To perform counterfeit chips analysis, to mitigate chip failure in mission-critical applications – defibrillators, pacemakers, and automotive and to assess the impact of counterfeit chips in medical devices and military applications, the team has introduced  eTAVA (Emulation-based Trustworthy and Assurance Validation and Analysis) Tool is a software/hardware co-design platform for FPGA-based acceleration of trustworthy and assurance estimation and validation of IC designs.

eTAVA can be used in two modalities (1) to estimate and optimize the trustworthy and assurance properties of an ASIC design before manufacturing through simulation and analysis, and (2) to perform post-fabrication validation of these properties in a hardware-in-the-loop setting – the hardware here being an FPGA emulated version of the design.

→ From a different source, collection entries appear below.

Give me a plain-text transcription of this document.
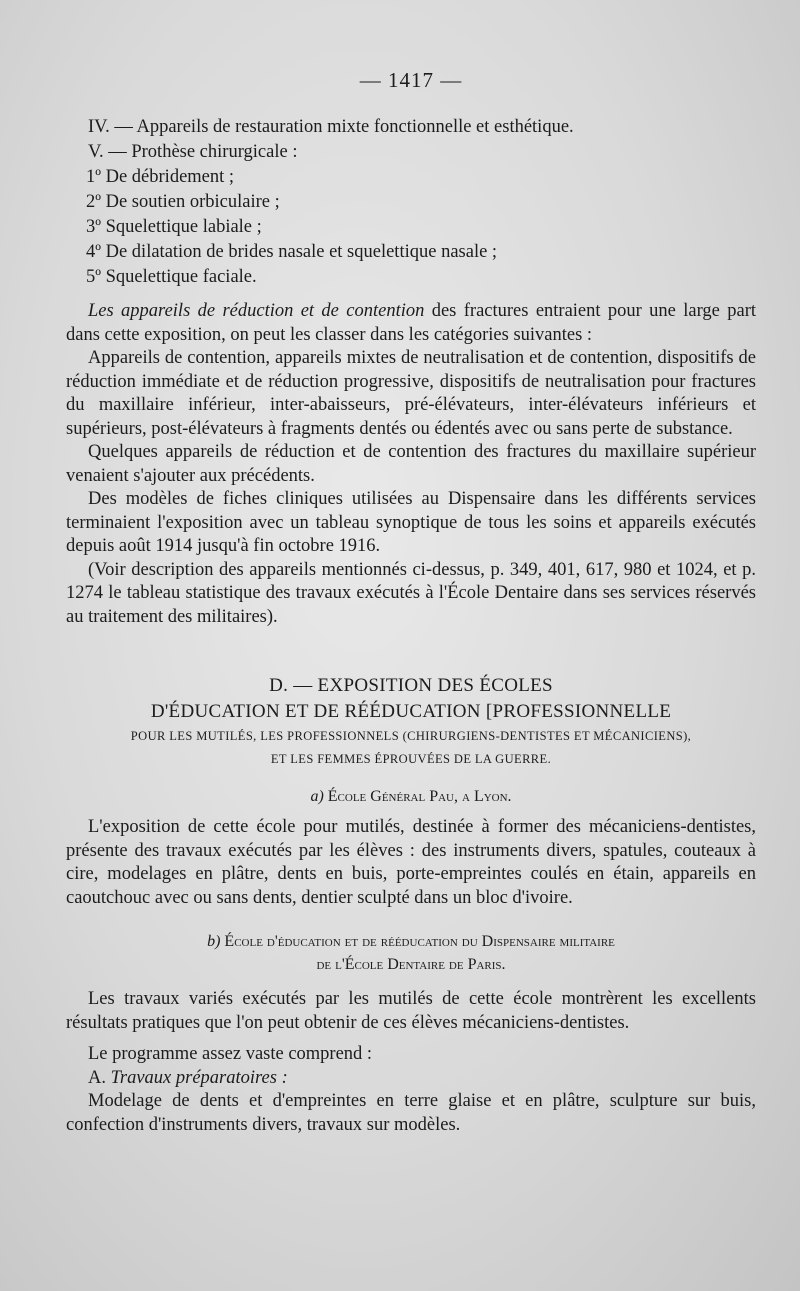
— 1417 —

IV. — Appareils de restauration mixte fonctionnelle et esthétique.

V. — Prothèse chirurgicale :

1º De débridement ;

2º De soutien orbiculaire ;

3º Squelettique labiale ;

4º De dilatation de brides nasale et squelettique nasale ;

5º Squelettique faciale.

Les appareils de réduction et de contention des fractures entraient pour une large part dans cette exposition, on peut les classer dans les catégories suivantes :

Appareils de contention, appareils mixtes de neutralisation et de contention, dispositifs de réduction immédiate et de réduction progressive, dispositifs de neutralisation pour fractures du maxillaire inférieur, inter-abaisseurs, pré-élévateurs, inter-élévateurs inférieurs et supérieurs, post-élévateurs à fragments dentés ou édentés avec ou sans perte de substance.

Quelques appareils de réduction et de contention des fractures du maxillaire supérieur venaient s'ajouter aux précédents.

Des modèles de fiches cliniques utilisées au Dispensaire dans les différents services terminaient l'exposition avec un tableau synoptique de tous les soins et appareils exécutés depuis août 1914 jusqu'à fin octobre 1916.

(Voir description des appareils mentionnés ci-dessus, p. 349, 401, 617, 980 et 1024, et p. 1274 le tableau statistique des travaux exécutés à l'École Dentaire dans ses services réservés au traitement des militaires).

D. — EXPOSITION DES ÉCOLES

D'ÉDUCATION ET DE RÉÉDUCATION [PROFESSIONNELLE

POUR LES MUTILÉS, LES PROFESSIONNELS (CHIRURGIENS-DENTISTES ET MÉCANICIENS),

ET LES FEMMES ÉPROUVÉES DE LA GUERRE.

a) École Général Pau, a Lyon.

L'exposition de cette école pour mutilés, destinée à former des mécaniciens-dentistes, présente des travaux exécutés par les élèves : des instruments divers, spatules, couteaux à cire, modelages en plâtre, dents en buis, porte-empreintes coulés en étain, appareils en caoutchouc avec ou sans dents, dentier sculpté dans un bloc d'ivoire.

b) École d'éducation et de rééducation du Dispensaire militaire

de l'École Dentaire de Paris.

Les travaux variés exécutés par les mutilés de cette école montrèrent les excellents résultats pratiques que l'on peut obtenir de ces élèves mécaniciens-dentistes.

Le programme assez vaste comprend :

A. Travaux préparatoires :

Modelage de dents et d'empreintes en terre glaise et en plâtre, sculpture sur buis, confection d'instruments divers, travaux sur modèles.
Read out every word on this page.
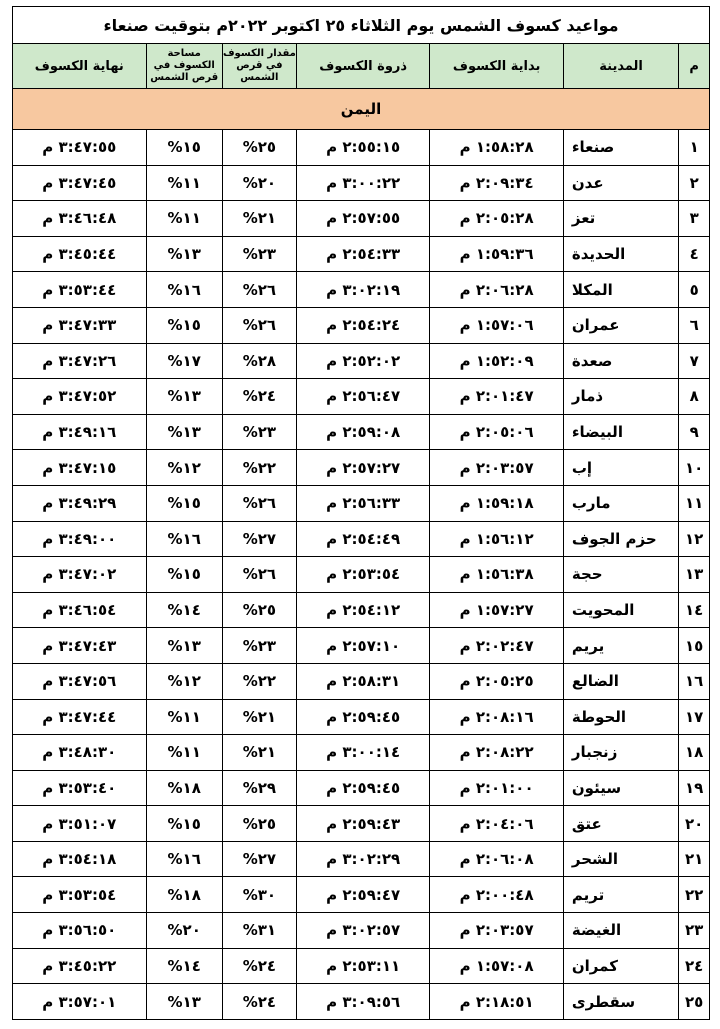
مواعيد كسوف الشمس يوم الثلاثاء ٢٥ اكتوبر ٢٠٢٢م بتوقيت صنعاء						
م	المدينة	بداية الكسوف	ذروة الكسوف	مقدار الكسوف في قرص الشمس	مساحة الكسوف في قرص الشمس	نهاية الكسوف
اليمن						
١	صنعاء	١:٥٨:٢٨ م	٢:٥٥:١٥ م	٢٥%	١٥%	٣:٤٧:٥٥ م
٢	عدن	٢:٠٩:٣٤ م	٣:٠٠:٢٢ م	٢٠%	١١%	٣:٤٧:٤٥ م
٣	تعز	٢:٠٥:٢٨ م	٢:٥٧:٥٥ م	٢١%	١١%	٣:٤٦:٤٨ م
٤	الحديدة	١:٥٩:٣٦ م	٢:٥٤:٣٣ م	٢٣%	١٣%	٣:٤٥:٤٤ م
٥	المكلا	٢:٠٦:٢٨ م	٣:٠٢:١٩ م	٢٦%	١٦%	٣:٥٣:٤٤ م
٦	عمران	١:٥٧:٠٦ م	٢:٥٤:٢٤ م	٢٦%	١٥%	٣:٤٧:٣٣ م
٧	صعدة	١:٥٢:٠٩ م	٢:٥٢:٠٢ م	٢٨%	١٧%	٣:٤٧:٢٦ م
٨	ذمار	٢:٠١:٤٧ م	٢:٥٦:٤٧ م	٢٤%	١٣%	٣:٤٧:٥٢ م
٩	البيضاء	٢:٠٥:٠٦ م	٢:٥٩:٠٨ م	٢٣%	١٣%	٣:٤٩:١٦ م
١٠	إب	٢:٠٣:٥٧ م	٢:٥٧:٢٧ م	٢٢%	١٢%	٣:٤٧:١٥ م
١١	مارب	١:٥٩:١٨ م	٢:٥٦:٣٣ م	٢٦%	١٥%	٣:٤٩:٢٩ م
١٢	حزم الجوف	١:٥٦:١٢ م	٢:٥٤:٤٩ م	٢٧%	١٦%	٣:٤٩:٠٠ م
١٣	حجة	١:٥٦:٣٨ م	٢:٥٣:٥٤ م	٢٦%	١٥%	٣:٤٧:٠٢ م
١٤	المحويت	١:٥٧:٢٧ م	٢:٥٤:١٢ م	٢٥%	١٤%	٣:٤٦:٥٤ م
١٥	يريم	٢:٠٢:٤٧ م	٢:٥٧:١٠ م	٢٣%	١٣%	٣:٤٧:٤٣ م
١٦	الضالع	٢:٠٥:٢٥ م	٢:٥٨:٣١ م	٢٢%	١٢%	٣:٤٧:٥٦ م
١٧	الحوطة	٢:٠٨:١٦ م	٢:٥٩:٤٥ م	٢١%	١١%	٣:٤٧:٤٤ م
١٨	زنجبار	٢:٠٨:٢٢ م	٣:٠٠:١٤ م	٢١%	١١%	٣:٤٨:٣٠ م
١٩	سيئون	٢:٠١:٠٠ م	٢:٥٩:٤٥ م	٢٩%	١٨%	٣:٥٣:٤٠ م
٢٠	عتق	٢:٠٤:٠٦ م	٢:٥٩:٤٣ م	٢٥%	١٥%	٣:٥١:٠٧ م
٢١	الشحر	٢:٠٦:٠٨ م	٣:٠٢:٢٩ م	٢٧%	١٦%	٣:٥٤:١٨ م
٢٢	تريم	٢:٠٠:٤٨ م	٢:٥٩:٤٧ م	٣٠%	١٨%	٣:٥٣:٥٤ م
٢٣	الغيضة	٢:٠٣:٥٧ م	٣:٠٢:٥٧ م	٣١%	٢٠%	٣:٥٦:٥٠ م
٢٤	كمران	١:٥٧:٠٨ م	٢:٥٣:١١ م	٢٤%	١٤%	٣:٤٥:٢٢ م
٢٥	سقطرى	٢:١٨:٥١ م	٣:٠٩:٥٦ م	٢٤%	١٣%	٣:٥٧:٠١ م
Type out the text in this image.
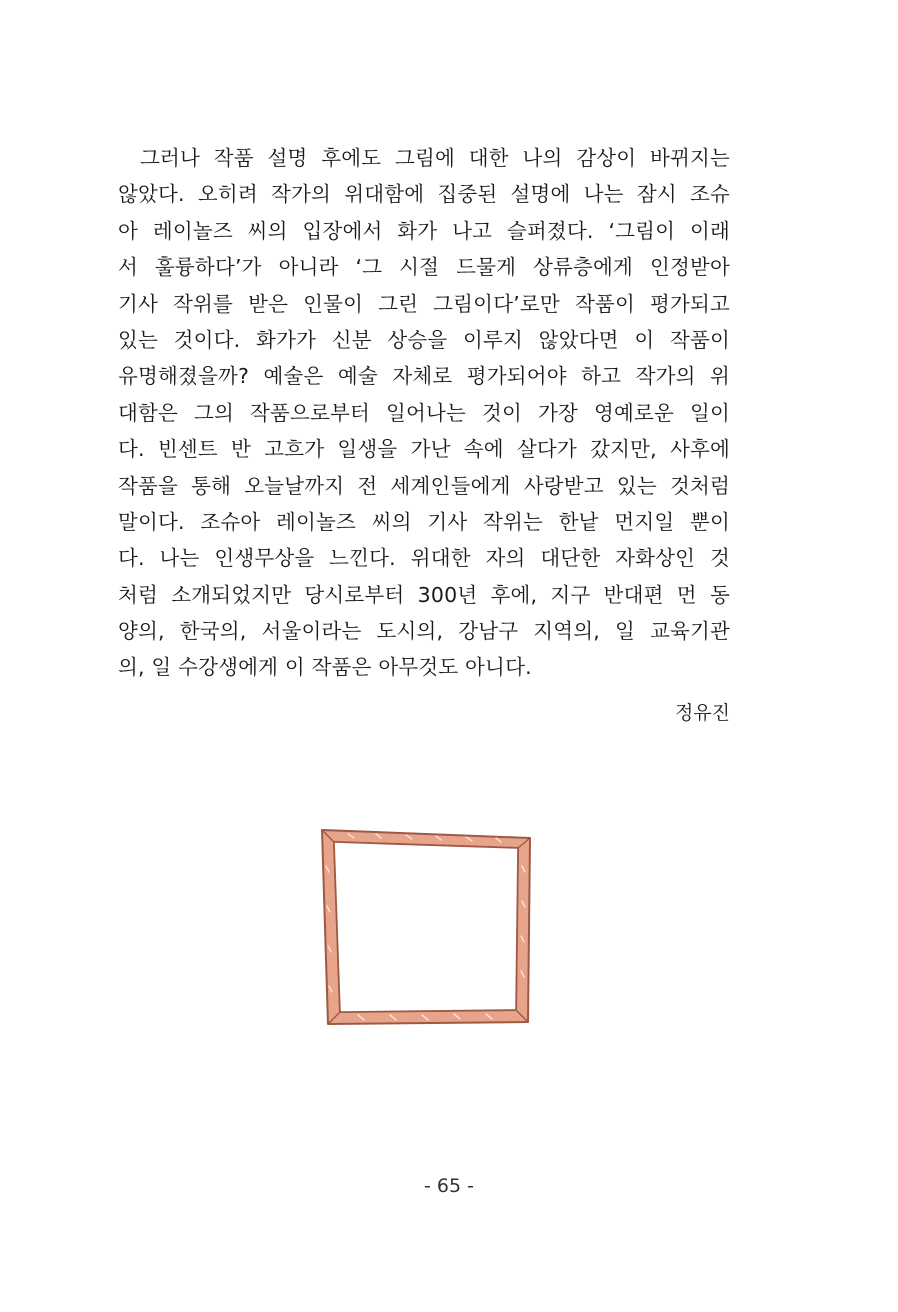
그러나 작품 설명 후에도 그림에 대한 나의 감상이 바뀌지는
않았다. 오히려 작가의 위대함에 집중된 설명에 나는 잠시 조슈
아 레이놀즈 씨의 입장에서 화가 나고 슬퍼졌다. ‘그림이 이래
서 훌륭하다’가 아니라 ‘그 시절 드물게 상류층에게 인정받아
기사 작위를 받은 인물이 그린 그림이다’로만 작품이 평가되고
있는 것이다. 화가가 신분 상승을 이루지 않았다면 이 작품이
유명해졌을까? 예술은 예술 자체로 평가되어야 하고 작가의 위
대함은 그의 작품으로부터 일어나는 것이 가장 영예로운 일이
다. 빈센트 반 고흐가 일생을 가난 속에 살다가 갔지만, 사후에
작품을 통해 오늘날까지 전 세계인들에게 사랑받고 있는 것처럼
말이다. 조슈아 레이놀즈 씨의 기사 작위는 한낱 먼지일 뿐이
다. 나는 인생무상을 느낀다. 위대한 자의 대단한 자화상인 것
처럼 소개되었지만 당시로부터 300년 후에, 지구 반대편 먼 동
양의, 한국의, 서울이라는 도시의, 강남구 지역의, 일 교육기관
의, 일 수강생에게 이 작품은 아무것도 아니다.
정유진
- 65 -
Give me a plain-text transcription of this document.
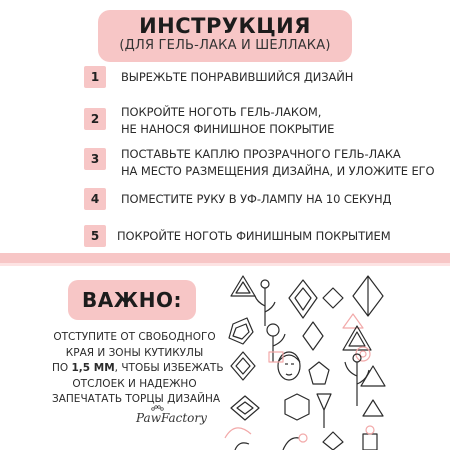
ИНСТРУКЦИЯ
(ДЛЯ ГЕЛЬ-ЛАКА И ШЕЛЛАКА)
1	ВЫРЕЖЬТЕ ПОНРАВИВШИЙСЯ ДИЗАЙН
2	ПОКРОЙТЕ НОГОТЬ ГЕЛЬ-ЛАКОМ,
НЕ НАНОСЯ ФИНИШНОЕ ПОКРЫТИЕ
3	ПОСТАВЬТЕ КАПЛЮ ПРОЗРАЧНОГО ГЕЛЬ-ЛАКА
НА МЕСТО РАЗМЕЩЕНИЯ ДИЗАЙНА, И УЛОЖИТЕ ЕГО
4	ПОМЕСТИТЕ РУКУ В УФ-ЛАМПУ НА 10 СЕКУНД
5	ПОКРОЙТЕ НОГОТЬ ФИНИШНЫМ ПОКРЫТИЕМ
ВАЖНО:
ОТСТУПИТЕ ОТ СВОБОДНОГО
КРАЯ И ЗОНЫ КУТИКУЛЫ
ПО 1,5 ММ, ЧТОБЫ ИЗБЕЖАТЬ
ОТСЛОЕК И НАДЕЖНО
ЗАПЕЧАТАТЬ ТОРЦЫ ДИЗАЙНА
PawFactory
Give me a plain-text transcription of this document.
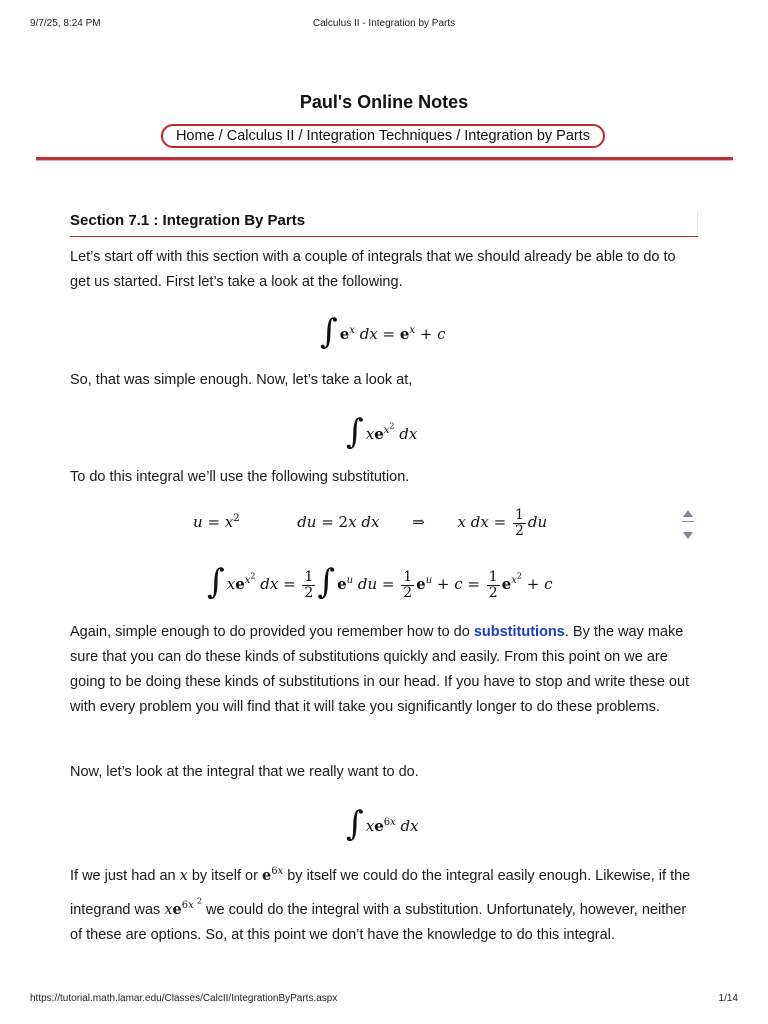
9/7/25, 8:24 PM	Calculus II - Integration by Parts
Paul's Online Notes
Home / Calculus II / Integration Techniques / Integration by Parts
Section 7.1 : Integration By Parts
Let’s start off with this section with a couple of integrals that we should already be able to do to get us started. First let’s take a look at the following.
∫ $e^x$ dx = $e^x + c$
So, that was simple enough. Now, let’s take a look at,
∫ $xe^{x^2}$ dx
To do this integral we’ll use the following substitution.
$u = x^2$	du = 2x dx ⇒ x dx = $\frac{1}{2}$ du
∫ $xe^{x^2}$ dx = $\frac{1}{2}$ ∫ $e^u$ du = $\frac{1}{2} e^u + c = \frac{1}{2} e^{x^2} + c$
Again, simple enough to do provided you remember how to do substitutions. By the way make sure that you can do these kinds of substitutions quickly and easily. From this point on we are going to be doing these kinds of substitutions in our head. If you have to stop and write these out with every problem you will find that it will take you significantly longer to do these problems.
Now, let’s look at the integral that we really want to do.
∫ $xe^{6x}$ dx
If we just had an x by itself or $e^{6x}$ by itself we could do the integral easily enough. Likewise, if the integrand was $xe^{6x ^2}$ we could do the integral with a substitution. Unfortunately, however, neither of these are options. So, at this point we don’t have the knowledge to do this integral.
https://tutorial.math.lamar.edu/Classes/CalcII/IntegrationByParts.aspx	1/14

This project advances methods and technologies for designing trustworthy and zero-trust secure electronics. 

Current Tape-Out Efforts

Translational Research Through Full-System Design

The center investigates, designs and prototypes secure full-stack computer systems using hardware-as-root-of-trust techniques and applied cryptography.

We apply an integrative approach consisting of algorithmic optimization, design flow automation, hardware-firmware co-development and prototyping.

We examine and design for (i) the security of the processing elements – data in transformation, (ii) the security of the communication among the processing elements – data in motion, and (iii) the security of the data storage and sharing – data at rest.